This week, I have been completely lacking inspiration, creativity and motivation. School work, encroaching midterms and the heavy news weeks Loyola has had lately have taken a lot of energy out of me. My personal life and the realization that I should be more concerned about my impending professional life have been on my mind, making it hard to concentrate on the here and now. Because of all of this, I’m tired.
But, thankfully, my staff is not.
They work harder than most students I know and are on the job around the clock. They work with a passion for journalism and a passion for helping Loyola students get the information they should. My staff is a support for this school, and my staff members are a support for me.
The community of The Phoenix staff has can be found on any part of campus. It reminds me of the bonds I had last year working with the Mixed Heritage Union board and the ones I made my freshmen year on the seventh floor of Regis as part of the Leadership Learning Community.
When I talk to friends from high school who decided to get their degrees from larger state schools, I truly understand the value of community at Loyola and among Loyola students. I understand how lucky I am to have a group of coworkers who are more than just a group of people I work with. I understand how lucky I am to be able to have people to go to when I want to talk about being mixed race. And I understand how lucky I am to have leadership connections across campus and best friends who have been with me since the seventh floor.

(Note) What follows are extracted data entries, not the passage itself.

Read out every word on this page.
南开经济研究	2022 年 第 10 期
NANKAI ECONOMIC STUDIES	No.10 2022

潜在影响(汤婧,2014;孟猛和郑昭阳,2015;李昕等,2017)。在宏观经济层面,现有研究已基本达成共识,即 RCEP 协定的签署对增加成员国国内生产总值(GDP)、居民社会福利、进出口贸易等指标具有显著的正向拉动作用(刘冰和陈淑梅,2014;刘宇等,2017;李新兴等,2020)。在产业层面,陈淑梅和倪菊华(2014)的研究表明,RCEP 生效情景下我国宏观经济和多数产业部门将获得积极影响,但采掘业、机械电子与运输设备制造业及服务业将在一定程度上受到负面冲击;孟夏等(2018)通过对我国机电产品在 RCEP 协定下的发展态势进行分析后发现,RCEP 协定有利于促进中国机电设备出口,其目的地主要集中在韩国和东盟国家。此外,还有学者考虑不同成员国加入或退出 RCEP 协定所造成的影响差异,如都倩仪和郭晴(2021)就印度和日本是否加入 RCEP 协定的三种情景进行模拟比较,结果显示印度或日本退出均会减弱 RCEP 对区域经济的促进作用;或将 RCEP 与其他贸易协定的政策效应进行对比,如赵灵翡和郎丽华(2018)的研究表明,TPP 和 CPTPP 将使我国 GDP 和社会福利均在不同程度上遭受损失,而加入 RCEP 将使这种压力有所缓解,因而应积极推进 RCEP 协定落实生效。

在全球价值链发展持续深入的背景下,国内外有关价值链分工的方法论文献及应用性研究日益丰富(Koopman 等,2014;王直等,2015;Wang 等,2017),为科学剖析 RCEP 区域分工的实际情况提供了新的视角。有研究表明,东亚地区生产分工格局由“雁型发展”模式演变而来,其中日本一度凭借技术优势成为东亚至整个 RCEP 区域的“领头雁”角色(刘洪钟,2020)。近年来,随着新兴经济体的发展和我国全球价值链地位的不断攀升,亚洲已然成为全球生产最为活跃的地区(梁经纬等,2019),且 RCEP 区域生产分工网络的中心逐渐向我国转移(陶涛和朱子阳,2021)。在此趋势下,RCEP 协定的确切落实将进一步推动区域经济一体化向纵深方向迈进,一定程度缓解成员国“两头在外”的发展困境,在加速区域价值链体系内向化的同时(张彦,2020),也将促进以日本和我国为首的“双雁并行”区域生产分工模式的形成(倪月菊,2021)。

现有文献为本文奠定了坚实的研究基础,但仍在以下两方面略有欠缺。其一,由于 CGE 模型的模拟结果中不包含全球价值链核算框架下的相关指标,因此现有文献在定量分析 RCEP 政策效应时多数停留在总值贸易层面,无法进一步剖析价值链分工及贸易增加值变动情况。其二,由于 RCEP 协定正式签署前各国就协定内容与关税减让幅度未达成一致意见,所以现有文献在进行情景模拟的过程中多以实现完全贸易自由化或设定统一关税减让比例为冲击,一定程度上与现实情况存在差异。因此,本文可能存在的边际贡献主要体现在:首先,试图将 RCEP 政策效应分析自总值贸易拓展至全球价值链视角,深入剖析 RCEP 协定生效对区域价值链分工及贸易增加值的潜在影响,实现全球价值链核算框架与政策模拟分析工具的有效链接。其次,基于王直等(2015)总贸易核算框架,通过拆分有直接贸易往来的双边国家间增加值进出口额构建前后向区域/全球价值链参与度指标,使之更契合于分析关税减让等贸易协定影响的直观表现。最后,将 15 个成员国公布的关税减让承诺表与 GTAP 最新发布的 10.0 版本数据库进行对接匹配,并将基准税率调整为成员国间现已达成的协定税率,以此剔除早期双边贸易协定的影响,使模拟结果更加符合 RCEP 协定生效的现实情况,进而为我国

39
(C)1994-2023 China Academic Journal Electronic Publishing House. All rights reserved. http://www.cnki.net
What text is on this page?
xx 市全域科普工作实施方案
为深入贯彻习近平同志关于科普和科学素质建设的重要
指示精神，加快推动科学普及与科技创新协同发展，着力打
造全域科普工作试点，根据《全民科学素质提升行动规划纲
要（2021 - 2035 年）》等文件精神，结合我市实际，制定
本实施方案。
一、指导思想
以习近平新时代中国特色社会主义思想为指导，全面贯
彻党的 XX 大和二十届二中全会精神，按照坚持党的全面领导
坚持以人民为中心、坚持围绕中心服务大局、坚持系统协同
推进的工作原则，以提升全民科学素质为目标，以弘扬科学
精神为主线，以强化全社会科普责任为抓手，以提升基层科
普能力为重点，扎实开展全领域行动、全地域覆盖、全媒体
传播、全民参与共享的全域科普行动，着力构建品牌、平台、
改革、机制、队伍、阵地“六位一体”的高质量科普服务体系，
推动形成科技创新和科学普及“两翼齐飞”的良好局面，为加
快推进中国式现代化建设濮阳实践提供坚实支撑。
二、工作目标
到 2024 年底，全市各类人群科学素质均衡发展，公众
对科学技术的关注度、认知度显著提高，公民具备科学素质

There has been some conflict between students, faculty and administration this year, and there is still a lot to work on at this university. But I just want to take some time to thank Loyola for bringing me the connections that have not only helped me get through college, but also made it worthwhile.
This August, I’ll be moving to Dallas to start law school. I’ll leave Chicago and Loyola behind and I’m not sure I’ll leave it better than when I started. The one thing I know I helped to improve while I was here is community, and it’s the main thing I’ll take with me (you know, aside from my possessions and a bachelor’s degree). This place has been my home, and the people have been my family. So for all your faults and things you need to work on, thank you Loyola, for making my college experience full of community, whether you fostered it or I found it here myself.